Remember when it was supposedly President Trump “stoking fear” about an issue that the media swore wasn’t real, didn’t exist, and lived only in the imaginations of hysterical idiots?
That was before the pandemic when Trump frequently described the hordes of destitute migrants pouring across the southern border as vessels for rapists, human traffickers, violent criminals, and drugs, all of which are true, should you happen to check with U.S. Customs and Border Protection.
If you watch CNN today, you’ll find that fear is suddenly your best friend.
Back then, the media called it a lie that was intended to frighten people. But now that Trump is urging people not to live in a constant panic over the coronavirus, it’s journalists who want you to live in a perpetual state of fear that at any moment, the virus is ready to fill your lungs and take you out.
Shortly before being discharged from Walter Reed National Military Medical Center on Monday, Trump tweeted, “Don’t be afraid of Covid. Don’t let it dominate your life.”
CNN’s Jake Tapper and Dr. Sanjay Gupta reacted in absolute horror. Tapper called Trump’s remarks “disrespectful” and told his audience, “It’s OK to be afraid of COVID, and it’s OK that it’s dominating your life.”
“Jake, this is so disrespectful,” Gupta said. “I’m not even sure I can think about this in some sort of cogent way … It’s incredibly disrespectful.”

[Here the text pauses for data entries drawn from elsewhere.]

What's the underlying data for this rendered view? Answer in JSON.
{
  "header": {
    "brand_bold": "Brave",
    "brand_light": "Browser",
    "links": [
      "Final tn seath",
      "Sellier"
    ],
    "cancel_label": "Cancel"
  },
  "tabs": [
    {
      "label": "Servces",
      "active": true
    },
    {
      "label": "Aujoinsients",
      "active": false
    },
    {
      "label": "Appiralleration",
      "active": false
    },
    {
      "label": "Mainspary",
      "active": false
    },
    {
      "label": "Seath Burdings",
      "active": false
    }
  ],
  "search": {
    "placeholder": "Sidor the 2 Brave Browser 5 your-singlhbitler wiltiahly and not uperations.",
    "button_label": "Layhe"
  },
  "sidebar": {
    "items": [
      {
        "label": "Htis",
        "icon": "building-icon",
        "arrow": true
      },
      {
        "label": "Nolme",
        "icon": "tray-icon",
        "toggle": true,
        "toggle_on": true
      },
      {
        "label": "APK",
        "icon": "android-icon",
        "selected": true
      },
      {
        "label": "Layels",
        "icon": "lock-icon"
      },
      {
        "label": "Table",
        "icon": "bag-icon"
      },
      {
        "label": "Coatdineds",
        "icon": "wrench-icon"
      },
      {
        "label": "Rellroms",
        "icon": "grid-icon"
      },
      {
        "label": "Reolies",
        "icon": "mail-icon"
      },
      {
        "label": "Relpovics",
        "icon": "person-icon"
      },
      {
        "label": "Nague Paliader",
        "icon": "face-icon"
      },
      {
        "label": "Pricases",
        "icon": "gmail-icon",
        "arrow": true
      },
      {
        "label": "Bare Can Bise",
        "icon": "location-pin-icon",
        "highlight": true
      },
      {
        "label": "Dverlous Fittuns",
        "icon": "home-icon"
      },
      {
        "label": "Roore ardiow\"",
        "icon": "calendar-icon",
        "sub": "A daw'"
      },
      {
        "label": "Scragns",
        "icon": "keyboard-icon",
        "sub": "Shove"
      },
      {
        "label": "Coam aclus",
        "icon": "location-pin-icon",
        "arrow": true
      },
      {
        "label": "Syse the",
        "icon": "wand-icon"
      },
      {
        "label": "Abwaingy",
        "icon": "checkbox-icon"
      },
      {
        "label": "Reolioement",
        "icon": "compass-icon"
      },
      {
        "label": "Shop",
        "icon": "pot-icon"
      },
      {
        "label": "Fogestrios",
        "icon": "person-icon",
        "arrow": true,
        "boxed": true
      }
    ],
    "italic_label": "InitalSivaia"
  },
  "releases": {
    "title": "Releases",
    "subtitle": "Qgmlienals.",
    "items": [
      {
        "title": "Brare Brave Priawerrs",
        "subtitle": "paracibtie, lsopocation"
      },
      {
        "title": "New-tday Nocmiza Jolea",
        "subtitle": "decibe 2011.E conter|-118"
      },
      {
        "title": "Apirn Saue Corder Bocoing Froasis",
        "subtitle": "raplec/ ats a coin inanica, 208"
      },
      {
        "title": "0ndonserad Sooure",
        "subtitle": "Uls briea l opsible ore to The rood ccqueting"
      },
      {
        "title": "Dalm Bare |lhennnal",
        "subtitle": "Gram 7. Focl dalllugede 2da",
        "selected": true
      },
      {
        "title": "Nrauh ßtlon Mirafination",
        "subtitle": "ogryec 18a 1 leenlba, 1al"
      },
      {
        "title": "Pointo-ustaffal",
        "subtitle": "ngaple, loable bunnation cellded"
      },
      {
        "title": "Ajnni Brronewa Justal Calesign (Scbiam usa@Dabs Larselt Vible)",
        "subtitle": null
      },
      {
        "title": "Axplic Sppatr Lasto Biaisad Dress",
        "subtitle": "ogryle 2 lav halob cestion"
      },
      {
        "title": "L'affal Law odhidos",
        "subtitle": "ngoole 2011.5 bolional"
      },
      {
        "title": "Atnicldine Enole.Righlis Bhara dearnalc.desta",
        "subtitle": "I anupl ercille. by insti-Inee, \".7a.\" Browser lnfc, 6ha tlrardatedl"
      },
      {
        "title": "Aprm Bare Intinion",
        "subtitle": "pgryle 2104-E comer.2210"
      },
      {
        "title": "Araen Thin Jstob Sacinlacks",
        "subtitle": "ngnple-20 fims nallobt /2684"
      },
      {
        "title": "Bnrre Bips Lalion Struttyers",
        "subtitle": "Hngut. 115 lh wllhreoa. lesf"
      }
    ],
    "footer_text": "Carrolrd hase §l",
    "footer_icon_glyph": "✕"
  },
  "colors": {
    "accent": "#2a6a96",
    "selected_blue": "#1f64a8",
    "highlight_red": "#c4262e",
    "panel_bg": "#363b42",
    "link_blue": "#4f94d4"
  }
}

He went on to say it’s “not true” that people shouldn’t live in fear, adding, “What does that mean, ‘Don’t be afraid of it?’ I mean, first of all, it’s a contagious disease that kills people, so what are you going to be afraid of if you’re not afraid of something like that? … It’s gross, it really is.”
Gupta was right. He couldn’t be sure that he could talk about this in some sort of cogent way, and he didn’t.
This is the man whom CNN puts forth as the staid voice of sound medical expertise, but he’s urging people to stress out, keep their blood pressure high, and worry constantly about a virus whose death rate is quite low.
Thanks to rapid advancements in medicine and scientific understanding of the virus, the number of deaths we’re seeing on a weekly basis is about one-third of what it was five months ago. The age of the typical person who succumbs to the virus is in the upper 70s.
Pandemics are no fun, and every death is a tragedy. But the numbers in no way lend themselves to the mass hysteria that people like Gupta and Tapper encourage.
We know people have died. People die every day. There’s an open debate about how many deaths we might have prevented with earlier action or different policies, but the fact remains that the number of people who actually die after becoming infected is very small, and those cases are virtually exclusive to those complicated by underlying conditions, such as heart disease or immunodeficiency.
Healthy people under the age of 70 face far less risk from infection. And people under the age of 55 face a mortality rate that’s less than 1%.
Why, then, is fear something that should be encouraged? Since when is fear a good choice?
The media tell us not to be scared of unknown numbers of illegal immigrants in the country, many who have violent criminal records. So, why should we fear a virus that we now know passes through the overwhelming majority of people without incident?
They want you to be scared, not because you should be, but because they have a political agenda that now calls for it.